Where you say, "The order of Lewis J dated 5 February, paragraph 1", I have put in brackets, "(Anonymity)", because that is what that is, just so the reader of the order knows what that is getting at. And I have put, "Further case management to be dealt with in the Upper Tribunal", but that was the drafting that you had. So I will just read it out. The order will be as follows.
"(1) Permission to apply for judicial review is granted. (2) The defendant is required by way of interim relief to reinstate accommodation support on the same basis it was provided to the claimant prior to and up to 4 November 2013, as soon as reasonably practicable and, in any event, within 14 days (with liberty to apply in writing in case of difficulty). The defendant shall make arrangements for the claimant to be transported to the accommodation. This paragraph to remain in force pending trial or further order. (3) This claim is transferred to the Upper Tribunal (Immigration and Asylum Chamber), further case management to be dealt with in the Upper Tribunal. For the avoidance of doubt, paragraph 1 of the order of Lewis J dated 5 February (Anonymity) remains in force. (4) Costs reserved."
Are there any other loose ends with which either of you think that I need to deal?

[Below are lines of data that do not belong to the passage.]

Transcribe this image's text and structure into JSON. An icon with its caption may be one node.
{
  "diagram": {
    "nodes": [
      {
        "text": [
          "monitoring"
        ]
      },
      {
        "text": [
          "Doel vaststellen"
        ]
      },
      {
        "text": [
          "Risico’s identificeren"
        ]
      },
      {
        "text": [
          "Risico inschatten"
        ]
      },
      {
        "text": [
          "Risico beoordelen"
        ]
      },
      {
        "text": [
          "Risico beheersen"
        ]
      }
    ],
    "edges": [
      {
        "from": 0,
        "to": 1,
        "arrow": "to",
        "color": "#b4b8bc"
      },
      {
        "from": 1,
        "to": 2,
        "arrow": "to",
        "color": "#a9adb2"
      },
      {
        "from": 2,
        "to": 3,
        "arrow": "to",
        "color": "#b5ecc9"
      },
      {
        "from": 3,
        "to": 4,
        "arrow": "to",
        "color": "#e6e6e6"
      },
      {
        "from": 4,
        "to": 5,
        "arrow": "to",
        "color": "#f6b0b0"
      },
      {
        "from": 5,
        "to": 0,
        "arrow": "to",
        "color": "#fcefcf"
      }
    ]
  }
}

I was not asked to direct an expedited transcript, that was not your point, you point was about access, and in terms of what the judgment will say I think that is clear.
We have spent a considerable time, albeit at a permission stage, on this case given the nature of the case, and I mean that viewed in all respects, and I would like to thank everyone for their assistance in the preparation and presentation of the arguments.